Catalogne : et maintenant ?
Son président est en Belgique, ses ministres en prison, son autonomie suspendue et son économie en danger. Plongée dans la crise liée au référendum d’indépendance, la Catalogne cherche une porte de sortie. Les élections du 21 décembre pourraient en être une.
« La rupture est désormais consommée et l’épreuve de force engagée » , constate Ouest-France. « En droit, le coup de force est évident du côté catalan » mais
« la politique est plus complexe. Et à ce compte-là, la surdité et l’arrogance du Parti populaire de Mariano Rajoy ont atteint un tel degré depuis dix ans qu’elles ont contribué à creuser la fracture entre Barcelone et Madrid. »
La plaie est grande ouverte depuis le référendum d’autodétermination qui s’est déroulé le 1er octobre dans un climat tendu, marqué par les violences policières.
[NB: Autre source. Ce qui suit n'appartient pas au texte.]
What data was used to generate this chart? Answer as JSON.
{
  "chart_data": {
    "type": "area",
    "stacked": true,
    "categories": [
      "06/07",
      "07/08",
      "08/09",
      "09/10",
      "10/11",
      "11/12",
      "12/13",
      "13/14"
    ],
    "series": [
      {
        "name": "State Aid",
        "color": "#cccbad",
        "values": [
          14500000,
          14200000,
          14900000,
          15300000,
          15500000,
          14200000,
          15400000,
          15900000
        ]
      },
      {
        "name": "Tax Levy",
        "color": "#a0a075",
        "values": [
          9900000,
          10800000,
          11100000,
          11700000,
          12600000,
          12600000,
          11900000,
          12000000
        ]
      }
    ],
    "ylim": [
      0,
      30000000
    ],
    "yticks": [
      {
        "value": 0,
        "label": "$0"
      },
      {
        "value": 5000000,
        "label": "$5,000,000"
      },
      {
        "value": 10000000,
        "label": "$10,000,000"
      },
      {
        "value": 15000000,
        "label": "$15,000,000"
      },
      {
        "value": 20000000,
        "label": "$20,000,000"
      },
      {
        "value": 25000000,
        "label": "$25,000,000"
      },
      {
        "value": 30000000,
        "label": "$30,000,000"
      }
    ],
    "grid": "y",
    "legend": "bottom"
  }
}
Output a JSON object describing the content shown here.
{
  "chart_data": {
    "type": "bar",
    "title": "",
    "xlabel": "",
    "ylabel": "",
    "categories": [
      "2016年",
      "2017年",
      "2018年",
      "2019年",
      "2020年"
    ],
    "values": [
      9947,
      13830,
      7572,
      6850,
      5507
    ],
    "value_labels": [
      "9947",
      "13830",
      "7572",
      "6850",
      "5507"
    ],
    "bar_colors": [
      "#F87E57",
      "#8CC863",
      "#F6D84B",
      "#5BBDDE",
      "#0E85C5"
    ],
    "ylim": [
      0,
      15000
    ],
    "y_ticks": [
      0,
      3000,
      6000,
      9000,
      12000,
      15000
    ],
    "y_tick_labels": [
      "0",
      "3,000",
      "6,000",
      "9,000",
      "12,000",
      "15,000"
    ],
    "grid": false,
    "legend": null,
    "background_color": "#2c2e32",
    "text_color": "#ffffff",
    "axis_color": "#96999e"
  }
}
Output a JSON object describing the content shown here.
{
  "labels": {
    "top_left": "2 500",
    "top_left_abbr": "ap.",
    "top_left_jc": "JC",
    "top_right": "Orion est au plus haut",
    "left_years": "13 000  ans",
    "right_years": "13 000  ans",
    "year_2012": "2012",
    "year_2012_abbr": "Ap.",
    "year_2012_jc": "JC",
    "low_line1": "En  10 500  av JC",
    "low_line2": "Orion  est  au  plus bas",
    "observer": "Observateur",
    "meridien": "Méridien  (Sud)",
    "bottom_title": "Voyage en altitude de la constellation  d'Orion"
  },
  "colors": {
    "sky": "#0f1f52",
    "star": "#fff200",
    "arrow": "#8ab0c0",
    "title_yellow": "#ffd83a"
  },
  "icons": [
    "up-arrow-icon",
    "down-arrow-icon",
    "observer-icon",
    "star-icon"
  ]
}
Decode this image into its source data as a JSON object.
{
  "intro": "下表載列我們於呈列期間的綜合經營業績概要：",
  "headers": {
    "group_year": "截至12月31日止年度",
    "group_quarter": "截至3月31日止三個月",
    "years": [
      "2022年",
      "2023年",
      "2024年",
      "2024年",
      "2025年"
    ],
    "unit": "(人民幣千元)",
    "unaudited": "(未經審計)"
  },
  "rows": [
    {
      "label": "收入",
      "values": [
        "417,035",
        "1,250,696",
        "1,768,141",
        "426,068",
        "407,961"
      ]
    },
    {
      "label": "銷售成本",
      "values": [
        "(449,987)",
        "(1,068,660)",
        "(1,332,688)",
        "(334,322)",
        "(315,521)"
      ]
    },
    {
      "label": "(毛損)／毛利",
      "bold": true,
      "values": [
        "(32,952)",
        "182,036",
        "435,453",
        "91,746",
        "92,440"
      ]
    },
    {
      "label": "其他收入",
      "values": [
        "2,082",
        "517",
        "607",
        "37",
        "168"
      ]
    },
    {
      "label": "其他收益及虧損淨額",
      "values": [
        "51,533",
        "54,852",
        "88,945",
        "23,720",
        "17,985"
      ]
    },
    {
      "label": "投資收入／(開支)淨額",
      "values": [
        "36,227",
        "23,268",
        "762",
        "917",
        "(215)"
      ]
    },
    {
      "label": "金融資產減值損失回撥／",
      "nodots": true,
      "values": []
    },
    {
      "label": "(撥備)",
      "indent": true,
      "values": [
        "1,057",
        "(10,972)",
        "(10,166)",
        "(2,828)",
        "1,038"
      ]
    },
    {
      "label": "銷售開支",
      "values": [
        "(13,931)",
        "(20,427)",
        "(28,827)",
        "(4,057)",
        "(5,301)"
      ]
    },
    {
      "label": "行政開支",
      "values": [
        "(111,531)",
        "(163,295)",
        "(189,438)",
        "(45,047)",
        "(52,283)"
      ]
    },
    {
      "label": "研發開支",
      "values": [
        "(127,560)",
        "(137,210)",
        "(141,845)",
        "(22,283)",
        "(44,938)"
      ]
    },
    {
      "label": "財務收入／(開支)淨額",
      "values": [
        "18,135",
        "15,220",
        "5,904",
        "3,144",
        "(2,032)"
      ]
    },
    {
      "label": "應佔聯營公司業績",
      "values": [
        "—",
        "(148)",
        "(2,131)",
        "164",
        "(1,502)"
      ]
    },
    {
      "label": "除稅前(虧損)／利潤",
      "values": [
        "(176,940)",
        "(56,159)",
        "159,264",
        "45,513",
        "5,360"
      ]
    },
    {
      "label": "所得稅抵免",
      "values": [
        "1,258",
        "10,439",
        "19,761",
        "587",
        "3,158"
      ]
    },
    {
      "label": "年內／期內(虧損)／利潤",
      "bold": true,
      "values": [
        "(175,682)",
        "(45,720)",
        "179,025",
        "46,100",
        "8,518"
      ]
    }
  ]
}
Jugé illégal par le pouvoir central, il a enregistré un taux de participation de 43 % (2,2 millions de votants sur 5,3 millions d’électeurs catalans), le Oui à l’indépendance recueillant 90 % des suffrages. Deux jours plus tard, le président catalan, Carles Puigdemont, signe la déclaration d’indépendance mais la suspend dans l’espoir d’une médiation. Le voilà pris en étau entre ses alliés séparatistes et le gouvernement espagnol qui lui fixe un ultimatum. Finalement, le parlement de Catalogne adopte (par 70 voix pour mais en l’absence de l’opposition) une résolution pour un « Etat indépendant prenant la forme d’une République » . Inflexible, le Premier ministre espagnol, Mariano Rajoy, active l’article 155 de la Constitution qui suspend l’autonomie de la région. Le Sénat place la Catalogne sous tutelle et c’est la vice-présidente du gouvernement espagnol, Soraya Saenz de Santamaria, qui en prend les rênes.
Carles Puigdemont est destitué et le parlement catalan dissous, en attendant l’organisation d’élections anticipées, annoncées pour le 21 décembre par Mariano Rajoy. Comparaissant devant la haute cour de justice espagnole pour « rebellion » et
« sédition » , huit ministres catalans sont placés en détention provisoire. Ils risquent jusqu’à 30 ans de prison. Pour sa part, le président déchu refuse de se rendre à la convocation et part se réfugier en Belgique avec quelques conseillers de son gouvernement. Dans la foulée, le procureur de l’Etat espagnol requiert un mandat d’arrêt européen contre lui.
« Oui ou Non à la démocratie »
De son exil, Carles Puigdemont déclare qu’il est prêt à se soumettre « à la vraie justice, pas à la justice espagnole. J’ai dit à mes avocats d’exprimer à la justice belge que je suis complètement disposé à collaborer. » Sur la radio télévision belge francophone (RTBF), il précise qu’il pourrait aussi « être candidat » aux élections du 21 décembre, « même depuis Bruxelles » : « Il doit y avoir une continuité, nous sommes un gouvernement légitime. Pour ces élections, nous voulons que cela puisse se dérouler dans les meilleures conditions. Nous avons été élus à une large majorité en 2015 et nous avions encore deux ans au pouvoir. Aucune loi ne peut permettre au gouverment espagnol d’annuler la légitimité d’un gouvernement et d’incarcérer ses membres. »
Le leader indépendantiste affirme que
« l’enjeu n’est pas Oui ou Non à l’indé- pendance, mais Oui ou Non à la démocratie » et se demande déjà « Est-ce que l’Etat espagnol respectera le résultat des élections, quoi qu’il arrive ? »
Leur résultat s’annonçant serré, ces élections mèneront-elles à une sortie de crise ? « Elles peuvent au moins servir à revenir à la réalité » , estime dans une interview à Mediapart, l’universitaire Joan Subirats, proche conseiller de la maire de Barcelone. Il juge sévèrement l’instabilité actuelle : « On a fait croire à l’idée d’une indépendance low cost, à une révolution facile et tout sourires, on a dit aux gens qu’il n’y aurait aucun impact économique. On est en train de se rendre compte que les coûts sociaux sont énormes. Depuis dix jours, la situation économique se durcit. Les tensions au sein des familles, entre cercles d’amis, au travail, ne cessent d’enfler. Et l’on assiste aussi à quelque chose de totalement inédit en Catalogne jusque-là : des manifestations massives avec des drapeaux espagnols. Y participent des militants d’extrême droite, certes, mais aussi des gens tout à fait normaux, qui sont inquiets de l’évolution de la situation. »
En résumé, « la Catalogne est devenue un problème dont on ignore la solution ».